As mentioned above limited information was obtained on resilience/self-efficacy or quality of life it is therefore not possible to develop a complete picture of the impact chronic stress has on emotional wellbeing. However, a major strength of this study is that it is part of an ongoing longitudinal study, of which a further follow-up is currently in planning. Information obtained from this experience will allow for refining of procedure and additional information to be obtained on hair characteristics and emotional status (resilience/self-efficacy and quality of life). It will also then have the capacity to provide valuable information on the longitudinal nature of hair glucocorticoids in this population.
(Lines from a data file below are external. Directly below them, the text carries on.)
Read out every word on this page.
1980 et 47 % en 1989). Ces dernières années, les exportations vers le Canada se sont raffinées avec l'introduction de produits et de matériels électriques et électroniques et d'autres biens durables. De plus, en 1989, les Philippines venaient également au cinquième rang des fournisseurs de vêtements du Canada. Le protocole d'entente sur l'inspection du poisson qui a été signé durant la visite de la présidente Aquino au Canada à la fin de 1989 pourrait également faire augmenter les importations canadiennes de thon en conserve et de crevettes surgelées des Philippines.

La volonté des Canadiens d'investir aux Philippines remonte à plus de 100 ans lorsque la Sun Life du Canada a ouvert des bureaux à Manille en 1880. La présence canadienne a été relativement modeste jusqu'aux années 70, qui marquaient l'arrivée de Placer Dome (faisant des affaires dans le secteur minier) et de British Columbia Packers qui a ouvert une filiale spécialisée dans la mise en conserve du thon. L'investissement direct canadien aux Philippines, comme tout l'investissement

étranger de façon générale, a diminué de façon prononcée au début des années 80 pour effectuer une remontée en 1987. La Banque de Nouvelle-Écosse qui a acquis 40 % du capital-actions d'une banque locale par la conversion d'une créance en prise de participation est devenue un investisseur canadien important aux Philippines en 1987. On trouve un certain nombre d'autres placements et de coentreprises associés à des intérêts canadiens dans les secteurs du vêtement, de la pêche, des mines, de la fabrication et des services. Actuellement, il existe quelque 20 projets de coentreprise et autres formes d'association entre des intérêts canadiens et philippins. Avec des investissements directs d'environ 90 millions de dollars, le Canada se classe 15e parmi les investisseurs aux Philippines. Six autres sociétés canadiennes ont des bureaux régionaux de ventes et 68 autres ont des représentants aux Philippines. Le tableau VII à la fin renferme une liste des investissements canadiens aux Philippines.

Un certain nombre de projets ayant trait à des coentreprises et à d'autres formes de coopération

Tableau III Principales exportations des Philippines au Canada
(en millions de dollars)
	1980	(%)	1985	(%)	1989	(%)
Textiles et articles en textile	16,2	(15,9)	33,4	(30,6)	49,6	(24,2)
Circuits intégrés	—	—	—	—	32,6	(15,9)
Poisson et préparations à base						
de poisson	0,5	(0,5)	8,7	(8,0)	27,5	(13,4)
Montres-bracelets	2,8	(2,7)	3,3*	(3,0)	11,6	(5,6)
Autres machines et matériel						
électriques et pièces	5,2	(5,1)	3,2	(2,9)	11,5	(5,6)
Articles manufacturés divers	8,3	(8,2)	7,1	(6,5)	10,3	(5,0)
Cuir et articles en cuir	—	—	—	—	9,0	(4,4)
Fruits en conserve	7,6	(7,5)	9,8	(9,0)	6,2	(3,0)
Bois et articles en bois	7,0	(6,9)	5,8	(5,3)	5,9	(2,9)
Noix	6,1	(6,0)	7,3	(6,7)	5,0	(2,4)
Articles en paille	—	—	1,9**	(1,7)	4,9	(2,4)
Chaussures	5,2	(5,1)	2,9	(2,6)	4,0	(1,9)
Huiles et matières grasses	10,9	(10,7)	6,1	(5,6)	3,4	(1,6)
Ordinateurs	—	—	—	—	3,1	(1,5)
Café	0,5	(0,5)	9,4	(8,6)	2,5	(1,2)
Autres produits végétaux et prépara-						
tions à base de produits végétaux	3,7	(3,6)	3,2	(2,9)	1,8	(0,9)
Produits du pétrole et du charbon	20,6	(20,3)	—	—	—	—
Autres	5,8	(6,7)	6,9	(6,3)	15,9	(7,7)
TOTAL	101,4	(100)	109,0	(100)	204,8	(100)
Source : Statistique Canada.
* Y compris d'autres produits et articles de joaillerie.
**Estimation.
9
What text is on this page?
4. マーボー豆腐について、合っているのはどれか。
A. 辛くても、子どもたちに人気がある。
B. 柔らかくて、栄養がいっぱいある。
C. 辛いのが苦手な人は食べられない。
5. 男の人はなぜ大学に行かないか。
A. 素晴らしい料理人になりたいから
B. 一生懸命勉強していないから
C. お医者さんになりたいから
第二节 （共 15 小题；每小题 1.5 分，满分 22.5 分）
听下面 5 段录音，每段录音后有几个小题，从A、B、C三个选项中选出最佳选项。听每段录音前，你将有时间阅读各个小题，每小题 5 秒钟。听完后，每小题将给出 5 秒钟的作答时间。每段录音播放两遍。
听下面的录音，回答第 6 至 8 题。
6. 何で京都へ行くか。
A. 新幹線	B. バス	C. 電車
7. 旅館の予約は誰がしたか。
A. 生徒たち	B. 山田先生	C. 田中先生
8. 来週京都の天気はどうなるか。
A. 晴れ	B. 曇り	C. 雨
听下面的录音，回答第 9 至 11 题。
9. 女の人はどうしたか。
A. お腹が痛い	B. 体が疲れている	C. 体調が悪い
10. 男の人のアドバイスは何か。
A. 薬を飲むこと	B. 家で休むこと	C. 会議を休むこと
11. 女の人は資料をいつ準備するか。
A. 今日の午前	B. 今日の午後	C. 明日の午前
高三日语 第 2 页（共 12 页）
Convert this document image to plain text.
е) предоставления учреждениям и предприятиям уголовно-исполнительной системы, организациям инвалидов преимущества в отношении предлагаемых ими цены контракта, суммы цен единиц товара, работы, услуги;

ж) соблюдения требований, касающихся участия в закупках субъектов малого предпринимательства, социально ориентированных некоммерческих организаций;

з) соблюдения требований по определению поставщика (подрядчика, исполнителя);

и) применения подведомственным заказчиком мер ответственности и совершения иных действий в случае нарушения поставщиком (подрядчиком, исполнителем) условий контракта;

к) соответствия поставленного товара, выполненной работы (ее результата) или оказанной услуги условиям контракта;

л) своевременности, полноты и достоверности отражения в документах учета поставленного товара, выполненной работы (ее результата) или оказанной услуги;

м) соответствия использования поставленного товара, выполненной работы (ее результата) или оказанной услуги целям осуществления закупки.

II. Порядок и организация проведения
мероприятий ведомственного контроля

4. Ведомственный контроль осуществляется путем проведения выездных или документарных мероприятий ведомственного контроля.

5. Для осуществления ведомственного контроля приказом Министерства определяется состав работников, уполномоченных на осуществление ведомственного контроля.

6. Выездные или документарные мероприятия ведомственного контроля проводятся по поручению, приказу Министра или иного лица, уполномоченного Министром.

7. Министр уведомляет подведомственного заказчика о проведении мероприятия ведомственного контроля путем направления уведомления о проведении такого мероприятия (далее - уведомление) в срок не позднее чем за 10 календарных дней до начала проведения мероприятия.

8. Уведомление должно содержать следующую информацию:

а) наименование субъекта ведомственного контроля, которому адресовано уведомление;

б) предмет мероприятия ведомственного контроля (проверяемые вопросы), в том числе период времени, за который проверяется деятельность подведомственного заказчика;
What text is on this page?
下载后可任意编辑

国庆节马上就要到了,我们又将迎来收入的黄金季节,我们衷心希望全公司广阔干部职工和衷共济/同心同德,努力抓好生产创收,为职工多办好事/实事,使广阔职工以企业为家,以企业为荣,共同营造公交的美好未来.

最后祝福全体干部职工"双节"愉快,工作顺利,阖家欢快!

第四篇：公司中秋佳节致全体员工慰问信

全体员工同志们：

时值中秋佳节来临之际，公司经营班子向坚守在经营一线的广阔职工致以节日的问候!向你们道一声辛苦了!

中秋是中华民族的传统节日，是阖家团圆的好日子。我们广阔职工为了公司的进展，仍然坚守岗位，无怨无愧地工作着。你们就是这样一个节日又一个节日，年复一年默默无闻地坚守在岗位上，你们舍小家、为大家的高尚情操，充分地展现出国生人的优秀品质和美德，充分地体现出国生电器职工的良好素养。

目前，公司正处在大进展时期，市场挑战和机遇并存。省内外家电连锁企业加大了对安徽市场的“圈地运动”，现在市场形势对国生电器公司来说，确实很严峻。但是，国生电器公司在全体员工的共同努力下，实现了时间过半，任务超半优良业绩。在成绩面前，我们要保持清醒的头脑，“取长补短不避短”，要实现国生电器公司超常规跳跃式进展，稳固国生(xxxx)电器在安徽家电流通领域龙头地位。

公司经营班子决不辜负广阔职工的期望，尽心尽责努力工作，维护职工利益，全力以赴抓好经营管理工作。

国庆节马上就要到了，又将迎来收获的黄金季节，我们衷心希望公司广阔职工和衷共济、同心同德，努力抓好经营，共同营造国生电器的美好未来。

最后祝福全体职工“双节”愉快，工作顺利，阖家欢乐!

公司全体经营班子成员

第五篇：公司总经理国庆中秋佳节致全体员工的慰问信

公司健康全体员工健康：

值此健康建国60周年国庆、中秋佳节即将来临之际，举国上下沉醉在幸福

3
In this study, we were able to assess the associations of glucocorticoids (hair cortisol and cortisone) in a cohort at increased risk of stressful events and psychological distress. Hair sampling provided a noninvasive, easily conducted and generally well tolerated mechanism to measure stress markers. The positive association of glucocorticoids with age seen in Indigenous participants may be indicative of the influence stressors such as stressful events, unemployment, cultural conflict, and parental obligations, has on health and wellbeing in young adulthood. This association with age, even in this narrow age range, likely represents the manifold changes in circumstances that occur during this transitional period of life, particularly for young Indigenous women.

Disclosure of interest

No potential conflicts of interest was reported by the author(s).

Acknowledgements

We wish to acknowledge past and present study team members, in particular the late Susan Sayers (AO), founder of the ABC study. We would like to thank Victor Oguoma for providing statistical advice. We especially thank the young adults belonging to the Aboriginal Birth Cohort and Top End Cohort and their families and communities for their co-operation and support and all the individuals who helped in the urban and rural locations.